The week in higher education – 27 September 2018

The good, the bad and the offbeat: the academy through the lens of the world’s media

September 27, 2018

Peking University was recently described by China’s president, Xi Jinping, as the “first place to study and spread Marxism in China”. But its current crop of Marxist students are apparently less popular with authorities because of their support for trade unions in the country’s manufacturing sector. This autumn, the university’s Marxist society has been unable to re-register for the new academic year because it did not have backing from teachers, the Financial Times reported on 24 September. That came in the wake of the arrest of 40 students in Shenzhen in July – among them Peking Marxist society member Zhan Zhenzhen – after worker protests that month, the FT said. No explanation has been given for the lack of support from within Peking for its Marxist society, students said. However, universities in the self-identified socialist state are “now under pressure to embrace ‘Xi Jinping thought’”, the FT claimed, with the ideals of social struggle espoused by the 19th-century German political theorist apparently becoming less essential to the cause, it seems.

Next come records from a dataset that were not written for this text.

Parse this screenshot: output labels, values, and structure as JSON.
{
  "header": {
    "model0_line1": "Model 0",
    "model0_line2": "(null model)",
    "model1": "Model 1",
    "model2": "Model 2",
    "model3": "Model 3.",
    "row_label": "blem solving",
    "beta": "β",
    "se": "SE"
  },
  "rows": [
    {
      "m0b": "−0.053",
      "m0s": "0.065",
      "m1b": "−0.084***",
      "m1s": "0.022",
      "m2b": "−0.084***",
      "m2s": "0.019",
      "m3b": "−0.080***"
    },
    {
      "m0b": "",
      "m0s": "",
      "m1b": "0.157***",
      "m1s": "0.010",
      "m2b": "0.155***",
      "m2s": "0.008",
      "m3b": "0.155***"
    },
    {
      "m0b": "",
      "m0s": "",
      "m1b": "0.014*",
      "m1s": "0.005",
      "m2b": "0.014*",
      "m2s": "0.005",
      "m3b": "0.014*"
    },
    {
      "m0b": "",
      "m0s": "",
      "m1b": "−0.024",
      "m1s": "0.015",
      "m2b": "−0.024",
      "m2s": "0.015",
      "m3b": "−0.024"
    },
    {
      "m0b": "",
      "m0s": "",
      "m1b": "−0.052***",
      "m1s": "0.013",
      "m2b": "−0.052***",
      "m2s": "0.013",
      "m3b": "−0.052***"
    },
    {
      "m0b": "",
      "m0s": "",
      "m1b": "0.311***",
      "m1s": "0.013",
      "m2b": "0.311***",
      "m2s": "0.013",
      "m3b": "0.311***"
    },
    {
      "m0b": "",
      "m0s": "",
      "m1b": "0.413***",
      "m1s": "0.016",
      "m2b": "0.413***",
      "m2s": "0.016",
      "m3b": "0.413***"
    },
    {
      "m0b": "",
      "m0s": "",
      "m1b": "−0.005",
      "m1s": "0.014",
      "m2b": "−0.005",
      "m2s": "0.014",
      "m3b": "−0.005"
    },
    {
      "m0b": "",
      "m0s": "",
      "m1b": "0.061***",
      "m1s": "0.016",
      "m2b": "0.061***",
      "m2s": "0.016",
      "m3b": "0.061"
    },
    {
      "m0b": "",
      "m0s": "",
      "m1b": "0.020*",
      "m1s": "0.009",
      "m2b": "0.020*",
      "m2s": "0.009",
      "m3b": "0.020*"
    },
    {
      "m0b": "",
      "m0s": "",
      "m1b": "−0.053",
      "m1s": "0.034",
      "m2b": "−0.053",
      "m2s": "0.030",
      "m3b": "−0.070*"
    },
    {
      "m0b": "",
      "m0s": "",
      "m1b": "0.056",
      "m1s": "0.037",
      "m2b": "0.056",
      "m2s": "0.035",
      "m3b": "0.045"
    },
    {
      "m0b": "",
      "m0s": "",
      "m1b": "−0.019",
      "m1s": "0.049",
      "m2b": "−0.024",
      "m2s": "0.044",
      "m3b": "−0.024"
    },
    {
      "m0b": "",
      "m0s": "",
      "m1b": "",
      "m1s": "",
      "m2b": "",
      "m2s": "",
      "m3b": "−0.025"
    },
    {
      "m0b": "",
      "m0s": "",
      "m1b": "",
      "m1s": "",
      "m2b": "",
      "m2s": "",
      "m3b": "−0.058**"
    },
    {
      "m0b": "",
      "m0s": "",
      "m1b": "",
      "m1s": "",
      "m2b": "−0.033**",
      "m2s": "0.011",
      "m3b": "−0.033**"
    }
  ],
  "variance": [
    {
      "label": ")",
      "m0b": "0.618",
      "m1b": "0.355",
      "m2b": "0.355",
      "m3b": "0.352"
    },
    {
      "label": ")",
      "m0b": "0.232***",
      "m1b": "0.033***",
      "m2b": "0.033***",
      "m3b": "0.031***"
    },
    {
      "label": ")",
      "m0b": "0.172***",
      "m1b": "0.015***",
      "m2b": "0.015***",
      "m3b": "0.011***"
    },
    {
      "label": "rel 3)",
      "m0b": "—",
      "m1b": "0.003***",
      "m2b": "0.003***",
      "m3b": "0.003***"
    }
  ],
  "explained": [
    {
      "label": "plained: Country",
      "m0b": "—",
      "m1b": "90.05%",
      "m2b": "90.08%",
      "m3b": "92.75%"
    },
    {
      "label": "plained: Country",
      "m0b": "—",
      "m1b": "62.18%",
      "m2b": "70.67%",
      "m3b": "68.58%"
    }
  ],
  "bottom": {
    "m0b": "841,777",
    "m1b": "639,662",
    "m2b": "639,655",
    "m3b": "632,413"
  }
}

Students at Otago University are in uproar after it emerged that the “burglar” responsible for pinching their beloved cannabis bongs was a university proctor, the New Zealand Herald reported on 24 September. Protests were due to be held over what students called the “outrageous behaviour” of Dave Scott, who entered student flats without permission to confiscate a number of water pipes and bongs worth about NZ$400 (£203). “Because they weren’t home, the flatmates didn’t know what had happened to the pipes and assumed they had been robbed,” the paper reported, via student magazine Critic Te Arohi. The university, however, was unapologetic about its “bong burglar”. While admitting that the action was “unusual and unlikely to be repeated”, a spokesman said that Otago stood by the “low-level intervention” and underlined Mr Scott’s claim that he was “focused on helping students gain degrees and not criminal convictions”.

A University of Sheffield research scientist is being hotly tipped to win television’s Great British Bake Off. Rahul Mandal, a research associate at the university’s Nuclear Advanced Manufacturing Research Centre, was described by Smooth Radio’s website on 23 September as the “breakout star” of this year’s Channel 4 show, having “won fans over with his constant apologies and quirky attitude”. “He’s pretty darn good at baking too,” it added. The 30-year-old began baking only seven years ago, when he moved to the UK from Kolkata to take a PhD at Loughborough University. Yet even as his skill grew, the “potential winner” kept his culinary activities under wraps from his doctoral peers. Not until a Sheffield colleague heard about his baking prowess was he convinced to apply to enter the fabled tent. With Dr Mandal already billed by The Guardian as the “new Nadiya” – after the popular “Yorkshire Asian baking genius” who won in 2015 – does a new career as a baker beckon for the nuclear physicist?

Not everyone can aspire to the dizzy culinary heights reached by Dr Mandal. Apparently, the kitchen skills of today’s students are so poor that a British supermarket chain has seen a gap in the market for ready-made scrambled eggs. According to the i newspaper, the £1.50 microwavable pouch, which is made with free-range eggs as well as “a dash of milk and seasoning”, can be cooked in just 90 seconds, the chain says, which would surely appeal to late-rising students who need a quick breakfast before their 2pm lecture. It’s less clear if students are likely to take the advice of Iceland’s head chef “to serve on seeded bread with smoked salmon”. However, even though ready-made scrambled eggs seem a bit unnecessary, surely the dish represents a step up from Pot Noodles, the student staple of 20 years ago?

Although this year’s Times Higher Education World University Rankings takes in more than 1,250 universities, the number is still somewhat short of the estimated 20,000 higher education institutions there are thought to be in the world. But does being placed in the ranking allow an institution to claim that it is in the top 5 per cent globally? Probably not, according to the UK consumer group Which?. The group rapped some universities on the knuckles last week for making similar extrapolations. Which? said that such claims were “potentially misleading” because they assumed that a ranked institution was better than all those that were not on the list (some of which are excluded not on the grounds of quality but rather eligibility criteria such as not teaching undergraduates). However, the University of Oxford, top again this year, is probably on safe ground to say it is among the world’s best.